Read this entry by Feser, just skip the references to the Catholic Church, if you wish:

"Like other academics, I first became aware of John Ioannidis through his influential 2005 paper “Why Most Published Research Findings are False.” That essay was widely praised as a salutary reminder from one scientist to his fellows of the need for their field to be self-critical. With the COVID-19 pandemic, Ioannidis would become far more widely known, this time for expressing skepticism about some of the scientific claims being made about the virus and the measures taken to deal with it. His warnings were in the same spirit as that of his earlier work, and presented in the same measured and reasonable manner – but this time they were not so warmly received. In a new essay at The Tablet, Ioannidis reflects on the damage that has been done to the norms of scientific research as politics has corrupted it during the pandemic.

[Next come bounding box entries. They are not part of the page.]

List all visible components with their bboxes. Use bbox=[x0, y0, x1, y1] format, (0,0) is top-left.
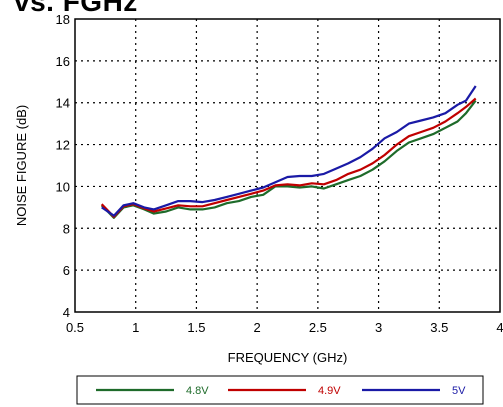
y-tick-label: 10 bbox=[56, 179, 70, 194]
legend-label: 4.8V bbox=[186, 385, 209, 397]
grid bbox=[75, 19, 500, 312]
plot-frame bbox=[74, 18, 501, 313]
x-tick-label: 3 bbox=[375, 320, 382, 335]
y-tick-label: 4 bbox=[63, 305, 70, 320]
page-title-fragment: vs. FGHz bbox=[14, 0, 138, 17]
y-tick-label: 14 bbox=[56, 96, 70, 111]
legend-label: 4.9V bbox=[318, 385, 341, 397]
legend-items: 4.8V 4.9V 5V bbox=[96, 385, 466, 397]
x-tick-label: 2 bbox=[254, 320, 261, 335]
x-tick-label: 3.5 bbox=[430, 320, 448, 335]
tick-labels: 0.5 1 1.5 2 2.5 3 3.5 4 4 6 8 10 12 14 16 18 bbox=[56, 12, 503, 335]
y-tick-label: 6 bbox=[63, 263, 70, 278]
x-axis-label: FREQUENCY (GHz) bbox=[228, 350, 348, 365]
x-tick-label: 1.5 bbox=[187, 320, 205, 335]
series-lines bbox=[100, 85, 477, 219]
x-tick-label: 2.5 bbox=[309, 320, 327, 335]
y-axis-label: NOISE FIGURE (dB) bbox=[14, 105, 29, 226]
series-line-5v bbox=[101, 85, 477, 217]
y-tick-label: 8 bbox=[63, 221, 70, 236]
y-tick-label: 16 bbox=[56, 54, 70, 69]
y-tick-label: 12 bbox=[56, 138, 70, 153]
series-line-4-8v bbox=[100, 99, 477, 219]
legend: 4.8V 4.9V 5V bbox=[76, 375, 484, 405]
y-tick-label: 18 bbox=[56, 12, 70, 27]
x-tick-label: 0.5 bbox=[66, 320, 84, 335]
legend-label: 5V bbox=[452, 385, 466, 397]
x-tick-label: 1 bbox=[132, 320, 139, 335]
series-line-4-9v bbox=[100, 97, 477, 218]
x-tick-label: 4 bbox=[496, 320, 503, 335]
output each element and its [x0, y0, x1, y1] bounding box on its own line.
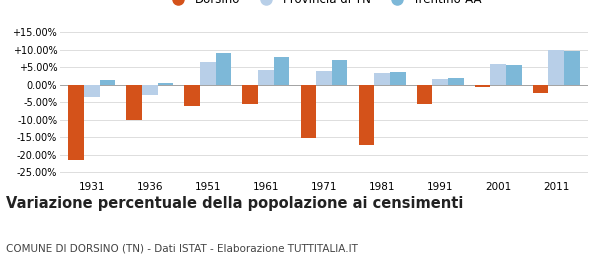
- Bar: [258, 70, 274, 85]
- Bar: [374, 73, 390, 85]
- Bar: [142, 85, 158, 95]
- Bar: [158, 83, 173, 85]
- Bar: [84, 85, 100, 97]
- Bar: [432, 80, 448, 85]
- Text: COMUNE DI DORSINO (TN) - Dati ISTAT - Elaborazione TUTTITALIA.IT: COMUNE DI DORSINO (TN) - Dati ISTAT - El…: [6, 244, 358, 254]
- Bar: [184, 85, 200, 106]
- Bar: [490, 64, 506, 85]
- Bar: [316, 71, 332, 85]
- Bar: [359, 85, 374, 145]
- Bar: [68, 85, 84, 160]
- Bar: [548, 50, 564, 85]
- Bar: [127, 85, 142, 120]
- Legend: Dorsino, Provincia di TN, Trentino-AA: Dorsino, Provincia di TN, Trentino-AA: [162, 0, 486, 10]
- Text: Variazione percentuale della popolazione ai censimenti: Variazione percentuale della popolazione…: [6, 196, 463, 211]
- Bar: [475, 85, 490, 87]
- Bar: [390, 73, 406, 85]
- Bar: [200, 62, 216, 85]
- Bar: [416, 85, 432, 104]
- Bar: [506, 66, 521, 85]
- Bar: [242, 85, 258, 104]
- Bar: [100, 81, 115, 85]
- Bar: [564, 52, 580, 85]
- Bar: [301, 85, 316, 138]
- Bar: [332, 60, 347, 85]
- Bar: [274, 57, 289, 85]
- Bar: [533, 85, 548, 94]
- Bar: [448, 78, 464, 85]
- Bar: [216, 53, 232, 85]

"For one thing, social media do not merely oversimplify complex issues. They positively foster irrational habits of thought – snap judgments, snark and one-upmanship in place of dispassionate debate, groupthink, and so on. And too many scientists active on social media have succumbed to these temptations, which erodes the Mertonian norm of disinterestedness. Ioannidis writes:

"Anonymous and pseudonymous abuse has a chilling effect; it is worse when the people doing the abusing are eponymous and respectable. The only viable responses to bigotry and hypocrisy are kindness, civility, empathy, and dignity. However, barring in-person communication, virtual living and social media in social isolation are poor conveyors of these virtues.


"As Ioannidis says:

"Big Tech companies, which gained trillions of dollars in cumulative market value from the virtual transformation of human life during lockdown, developed powerful censorship machineries that skewed the information available to users on their platforms… Organized skepticism was seen as a threat to public health. There was a clash between two schools of thought, authoritarian public health versus science – and science lost.


"Regarding the damage that the politicization of science has done, Ioannidis says:

"Politics had a deleterious influence on pandemic science. Anything any apolitical scientist said or wrote could be weaponized for political agendas. Tying public health interventions like masks and vaccines to a faction, political or otherwise, satisfies those devoted to that faction, but infuriates the opposing faction. This process undermines the wider adoption required for such interventions to be effective. Politics dressed up as public health not only injured science. It also shot down participatory public health where people are empowered, rather than obligated and humiliated."

Comment: Worth reading through. The politicization of climate science is just the same.